Major kudos go out to the Texas-based Energy Transfer Partners and their multitude of Wall Street financiers that reads like a lineup of who’s-who. (Sunoco, Bank of America, HSBC, UBS, Goldman Sachs, Deutsche Bank, US Bank, Barclays, Wells Fargo, Bank of Nova Scotia, CITI Bank, Credit Suisse, Royal Bank of Canada, JP Morgan, Morgan Stanley, Royal Bank of Scotland, Bank of Tokyo, Societe Generale, Intesa Sanpaolo, Compass Bank, Phillips 66, Enbridge, Marathon, to name but a few of the 30+ international funders of over 10 Billion dollars). Their collective contributions to the Dakota Access Pipeline are in keeping with the time-honored brutal, ruthless American tradition of racism, fascism and corporatism towards people of color and the sacredness of land and life.

The Dakota Access Pipeline debacle is intent upon creating an underground pipeline wall 1,172 miles long back and forth across the Missouri River, through North and South Dakota, Iowa, Illinois with further pipeline connections to the Gulf of Mexico and other international destinations beyond.

The penchant among politicians and corporatists alike to constantly build walls of various kinds, whether above or below ground, between nations of people makes this current pipeline controversy especially poignant on the eve of 2016’s US Presidential Election as voters struggle to decide who is the lesser evil regarding the support of Wall Street, the Pentagon and all the establishment’s Mongers of Environmental Destruction and War in the world. One wonders what relevant, pithy commentary, if any, will be forthcoming from Candidates Trump, Clinton, Stein and Johnson?

The clever, underhanded way in which Energy Transfer Partners and its coterie of Fat Cats recently sent in a fleet of Caterpillar tractors to intentionally destroy the culturally-sensitive, sacred burial grounds of the Standing Rock Sioux people before their legal representatives could address relevant state and federal protocols in a court of law, or North Dakota’s State Historic Preservation Office could do a proper survey of the area; was a stroke of genius.

It was matched only, perhaps, by the diabolical craftiness of North Dakota Governor Dalrymple who adroitly cut off all cell phone and internet WiFi reception in the contested Sioux lands of North Dakota to try to muzzle any factual accounts from ever reaching the outside world.

Meanwhile, the brutal ruthlessness continues at the hands of those like the Frost Kennels of Ohio and their ex police and military dog handlers who’ve been hired to sic their trained vicious German Shepherd guard dogs onto peacefully protesting men, women, elders and children from all races and nations who have begun to gather in ever-greater numbers to protest what is going on.

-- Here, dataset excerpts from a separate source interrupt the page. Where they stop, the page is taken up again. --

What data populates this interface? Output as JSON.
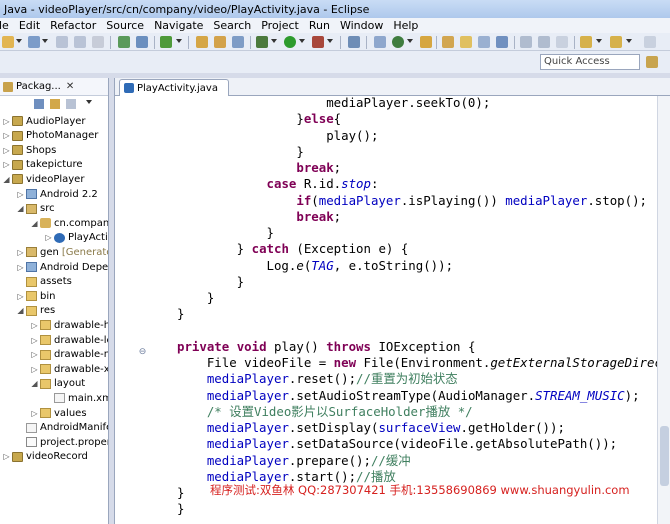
{
  "window": {
    "title": "Java - videoPlayer/src/cn/company/video/PlayActivity.java - Eclipse"
  },
  "menu": [
    "le",
    "Edit",
    "Refactor",
    "Source",
    "Navigate",
    "Search",
    "Project",
    "Run",
    "Window",
    "Help"
  ],
  "quick_access": {
    "placeholder": "Quick Access"
  },
  "package_explorer": {
    "tab_label": "Packag...",
    "close": "✕",
    "items": [
      {
        "label": "AudioPlayer",
        "twisty": "▷"
      },
      {
        "label": "PhotoManager",
        "twisty": "▷"
      },
      {
        "label": "Shops",
        "twisty": "▷"
      },
      {
        "label": "takepicture",
        "twisty": "▷"
      },
      {
        "label": "videoPlayer",
        "twisty": "◢"
      },
      {
        "label": "Android 2.2",
        "twisty": "▷"
      },
      {
        "label": "src",
        "twisty": "◢"
      },
      {
        "label": "cn.company",
        "twisty": "◢"
      },
      {
        "label": "PlayActiv",
        "twisty": "▷"
      },
      {
        "label": "gen",
        "decoration": "[Generate",
        "twisty": "▷"
      },
      {
        "label": "Android Deper",
        "twisty": "▷"
      },
      {
        "label": "assets",
        "twisty": ""
      },
      {
        "label": "bin",
        "twisty": "▷"
      },
      {
        "label": "res",
        "twisty": "◢"
      },
      {
        "label": "drawable-h",
        "twisty": "▷"
      },
      {
        "label": "drawable-lc",
        "twisty": "▷"
      },
      {
        "label": "drawable-m",
        "twisty": "▷"
      },
      {
        "label": "drawable-xl",
        "twisty": "▷"
      },
      {
        "label": "layout",
        "twisty": "◢"
      },
      {
        "label": "main.xm",
        "twisty": ""
      },
      {
        "label": "values",
        "twisty": "▷"
      },
      {
        "label": "AndroidManife",
        "twisty": ""
      },
      {
        "label": "project.proper",
        "twisty": ""
      },
      {
        "label": "videoRecord",
        "twisty": "▷"
      }
    ]
  },
  "editor": {
    "tab_label": "PlayActivity.java",
    "fold_marker": "⊖",
    "lines": [
      [
        {
          "t": "                    mediaPlayer.seekTo(0);"
        }
      ],
      [
        {
          "t": "                }"
        },
        {
          "t": "else",
          "c": "kw"
        },
        {
          "t": "{"
        }
      ],
      [
        {
          "t": "                    play();"
        }
      ],
      [
        {
          "t": "                }"
        }
      ],
      [
        {
          "t": "                "
        },
        {
          "t": "break",
          "c": "kw"
        },
        {
          "t": ";"
        }
      ],
      [
        {
          "t": "            "
        },
        {
          "t": "case",
          "c": "kw"
        },
        {
          "t": " R.id."
        },
        {
          "t": "stop",
          "c": "sfld"
        },
        {
          "t": ":"
        }
      ],
      [
        {
          "t": "                "
        },
        {
          "t": "if",
          "c": "kw"
        },
        {
          "t": "("
        },
        {
          "t": "mediaPlayer",
          "c": "fld"
        },
        {
          "t": ".isPlaying()) "
        },
        {
          "t": "mediaPlayer",
          "c": "fld"
        },
        {
          "t": ".stop();"
        }
      ],
      [
        {
          "t": "                "
        },
        {
          "t": "break",
          "c": "kw"
        },
        {
          "t": ";"
        }
      ],
      [
        {
          "t": "            }"
        }
      ],
      [
        {
          "t": "        } "
        },
        {
          "t": "catch",
          "c": "kw"
        },
        {
          "t": " (Exception e) {"
        }
      ],
      [
        {
          "t": "            Log."
        },
        {
          "t": "e",
          "c": "smeth"
        },
        {
          "t": "("
        },
        {
          "t": "TAG",
          "c": "sfld"
        },
        {
          "t": ", e.toString());"
        }
      ],
      [
        {
          "t": "        }"
        }
      ],
      [
        {
          "t": "    }"
        }
      ],
      [
        {
          "t": "}"
        }
      ],
      [
        {
          "t": ""
        }
      ],
      [
        {
          "t": "private",
          "c": "kw"
        },
        {
          "t": " "
        },
        {
          "t": "void",
          "c": "kw"
        },
        {
          "t": " play() "
        },
        {
          "t": "throws",
          "c": "kw"
        },
        {
          "t": " IOException {"
        }
      ],
      [
        {
          "t": "    File videoFile = "
        },
        {
          "t": "new",
          "c": "kw"
        },
        {
          "t": " File(Environment."
        },
        {
          "t": "getExternalStorageDirec",
          "c": "smeth"
        }
      ],
      [
        {
          "t": "    "
        },
        {
          "t": "mediaPlayer",
          "c": "fld"
        },
        {
          "t": ".reset();"
        },
        {
          "t": "//重置为初始状态",
          "c": "cmt"
        }
      ],
      [
        {
          "t": "    "
        },
        {
          "t": "mediaPlayer",
          "c": "fld"
        },
        {
          "t": ".setAudioStreamType(AudioManager."
        },
        {
          "t": "STREAM_MUSIC",
          "c": "sfld"
        },
        {
          "t": ");"
        }
      ],
      [
        {
          "t": "    "
        },
        {
          "t": "/* 设置Video影片以SurfaceHolder播放 */",
          "c": "cmt"
        }
      ],
      [
        {
          "t": "    "
        },
        {
          "t": "mediaPlayer",
          "c": "fld"
        },
        {
          "t": ".setDisplay("
        },
        {
          "t": "surfaceView",
          "c": "fld"
        },
        {
          "t": ".getHolder());"
        }
      ],
      [
        {
          "t": "    "
        },
        {
          "t": "mediaPlayer",
          "c": "fld"
        },
        {
          "t": ".setDataSource(videoFile.getAbsolutePath());"
        }
      ],
      [
        {
          "t": "    "
        },
        {
          "t": "mediaPlayer",
          "c": "fld"
        },
        {
          "t": ".prepare();"
        },
        {
          "t": "//缓冲",
          "c": "cmt"
        }
      ],
      [
        {
          "t": "    "
        },
        {
          "t": "mediaPlayer",
          "c": "fld"
        },
        {
          "t": ".start();"
        },
        {
          "t": "//播放",
          "c": "cmt"
        }
      ],
      [
        {
          "t": "}"
        }
      ],
      [
        {
          "t": "}"
        }
      ]
    ]
  },
  "watermark": "程序测试:双鱼林 QQ:287307421 手机:13558690869 www.shuangyulin.com",
  "colors": {
    "keyword": "#7f0055",
    "field": "#0000c0",
    "comment": "#3f7f5f",
    "watermark": "#d6211f"
  }
}
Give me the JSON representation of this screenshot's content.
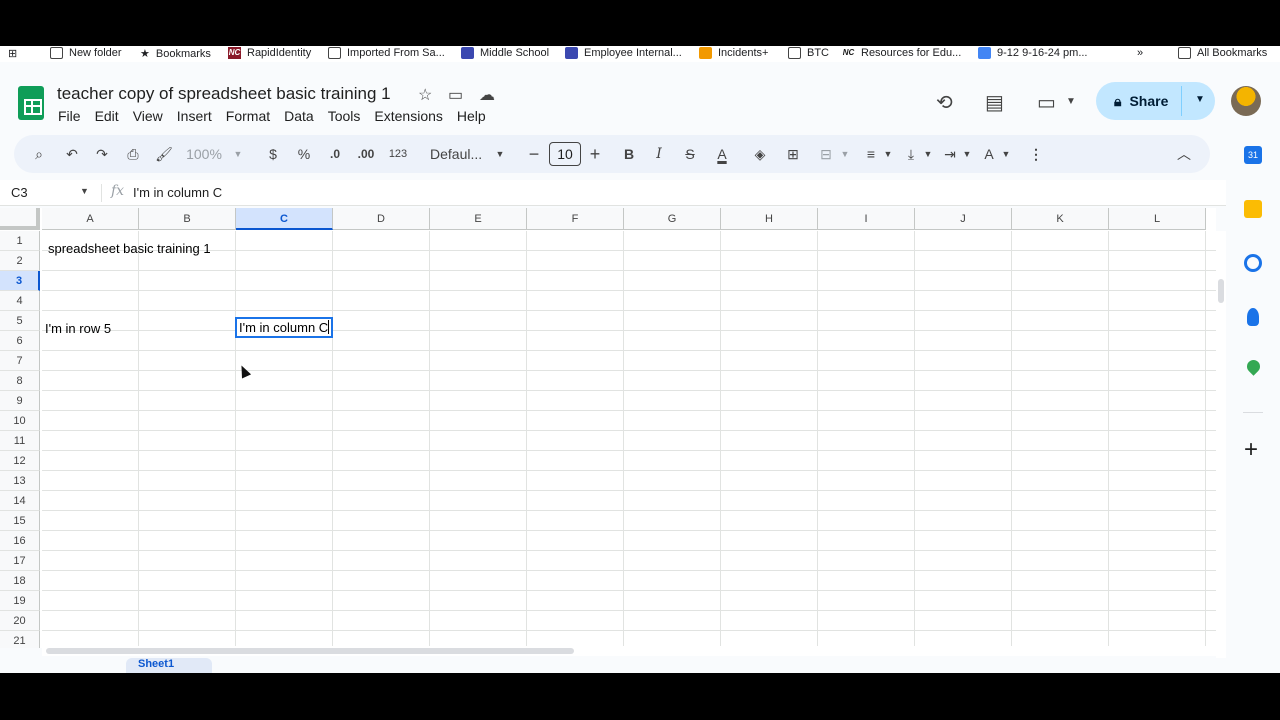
{
  "bookmarks": {
    "items": [
      "New folder",
      "Bookmarks",
      "RapidIdentity",
      "Imported From Sa...",
      "Middle School",
      "Employee Internal...",
      "Incidents+",
      "BTC",
      "Resources for Edu...",
      "9-12 9-16-24 pm...",
      "All Bookmarks"
    ],
    "overflow": "»"
  },
  "doc": {
    "title": "teacher copy of spreadsheet basic training 1",
    "menu": [
      "File",
      "Edit",
      "View",
      "Insert",
      "Format",
      "Data",
      "Tools",
      "Extensions",
      "Help"
    ],
    "share_label": "Share"
  },
  "toolbar": {
    "zoom": "100%",
    "currency": "$",
    "percent": "%",
    "dec_decrease": ".0",
    "dec_increase": ".00",
    "number_format": "123",
    "font": "Defaul...",
    "font_size": "10"
  },
  "formula_bar": {
    "name_box": "C3",
    "fx": "fx",
    "value": "I'm in column C"
  },
  "grid": {
    "columns": [
      "A",
      "B",
      "C",
      "D",
      "E",
      "F",
      "G",
      "H",
      "I",
      "J",
      "K",
      "L"
    ],
    "rows": [
      "1",
      "2",
      "3",
      "4",
      "5",
      "6",
      "7",
      "8",
      "9",
      "10",
      "11",
      "12",
      "13",
      "14",
      "15",
      "16",
      "17",
      "18",
      "19",
      "20",
      "21"
    ],
    "selected_column": "C",
    "selected_row": "3",
    "cells": {
      "A1": "spreadsheet basic training 1",
      "C3": "I'm in column C",
      "A5": "I'm in row 5"
    }
  },
  "sheets": {
    "active": "Sheet1"
  },
  "side_panel": {
    "calendar_day": "31",
    "add": "+"
  },
  "colors": {
    "accent": "#0b57d0",
    "selection": "#1a73e8",
    "share_bg": "#c2e7ff",
    "sheets_green": "#0f9d58"
  }
}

This confrontation in those distant, isolated northern plains and prairie lands of the Lakota and Dakota Sioux people has all the earmarks of another potentially-brewing Wounded Knee of either the original Massacre of 1890 or later Siege of 1973.

Will America and the fat cat corporatists and politicians ever learn how to live in peace and harmony with those so different than themselves and the lands upon which they live?

Jerome Irwin is a Canadian author, who wrote The Wild Gentle Ones: A Turtle Island Odyssey. He once lived with the Crow Creek Sioux along the old Fort Thompson stretch of the Missouri River.